Action 8: Resources

action8

8. Resources: Many health systems, provided they have the political will, have sufficient resources to offer at least low cost effective infertility interventions. Lack of effective interventions fosters the use of ineffective interventions. Ineffective interventions waste precious resources of health systems and households.

The absence of appropriate infertility care is often rationalized by the high cost of ART (Murage, 2011). ART may indeed be unaffordable in poor countries, but this does not explain or justify why other less costly interventions are not offered to couples who may not require ART in order to get pregnant (Adamson, 2009, Iliyasu, 2013). Fertility advice, including advice on healthy lifestyles, costs the time of the health care worker but requires no additional resources. Other interventions such as clomiphene citrate and intrauterine insemination can be offered without major cost and without the need for expensive laboratories and equipment. The relative absence of infertility care in many developing countries is more often due to a lack of health political willingness and planning, than due to lack of resources for ART (Inhorn, 2009).

Infertility care without ART cannot help all infertile couples, but evidence-based, basic and affordable interventions will be of benefit to many. At the same time, these interventions signal an important step away from inaction and absence of care or caring.

In better resourced settings ART may become available. The lower the cost, the more accessible and affordable ART will be for both patients and health systems. Research needs to focus on safe, low-cost modifications of standard ART. In the meantime practitioners have a recognized duty to their patients and to the healthcare system to offer care at the lowest cost reasonably possible (ESHRE Taskforce on Ethics & Law 2008; ESHRE Taskforce on Ethics & Law, 2009).
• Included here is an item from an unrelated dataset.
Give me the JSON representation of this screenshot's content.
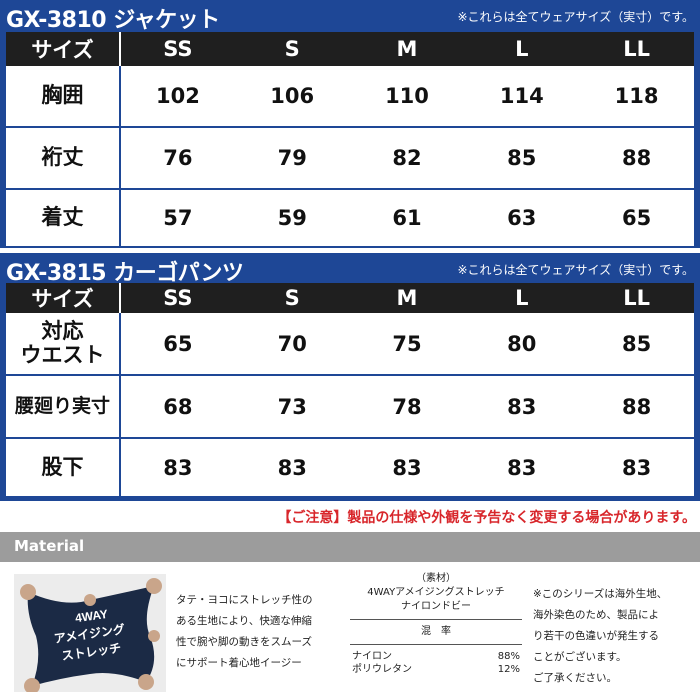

In the absence of appropriate care, infertile women do not simply disappear from the health sector. Many infertile couples seek help relentlessly in the hope of getting pregnant. If good care is not available, ineffective and possibly harmful treatment is often tried.

The waste of health systems resources on ineffective infertility care has not been explored. Available evidence suggests, however, that the amount is likely to be significant as infertility is a frequent reason for the use of bio-medical as well as traditional health services. There is also lack of data on the financial impact of infertility care on households. A few qualitative studies describe how infertile women use their meagre savings, and at times all their resources, on infertility treatment which may involve ineffective medication or surgical interventions as well as various forms of traditional therapies. Therefore both the patients and the health sector lose resources, which they can ill afford to lose (Dyer and Pennings, 2010).
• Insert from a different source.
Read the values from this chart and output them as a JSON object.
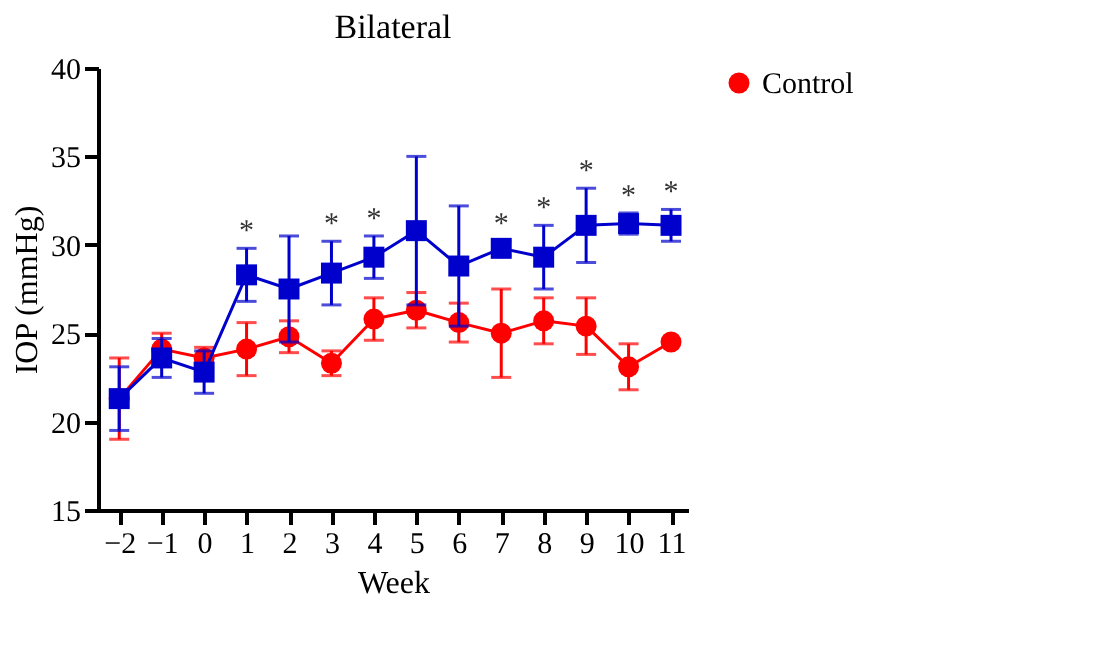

Moreover, it has been recognized that health systems not only have the responsibility to provide health services, but also to protect households that are accessing their services from impoverishing out-of-pocket payments which may cause or deepen existing poverty (Xu et al, 2002; ESHRE Taskforce on Ethics & Law, 2008). In other words, health systems should protect the resources of their citizens, especially those who are poor. Health systems in poor countries are at risk of failing twice in their responsibility towards infertile women: (1) by not offering access to quality reproductive health care and (2) by not helping to protect infertile couple’s or women’s resources from possibly crippling out-of-pocket expenditures.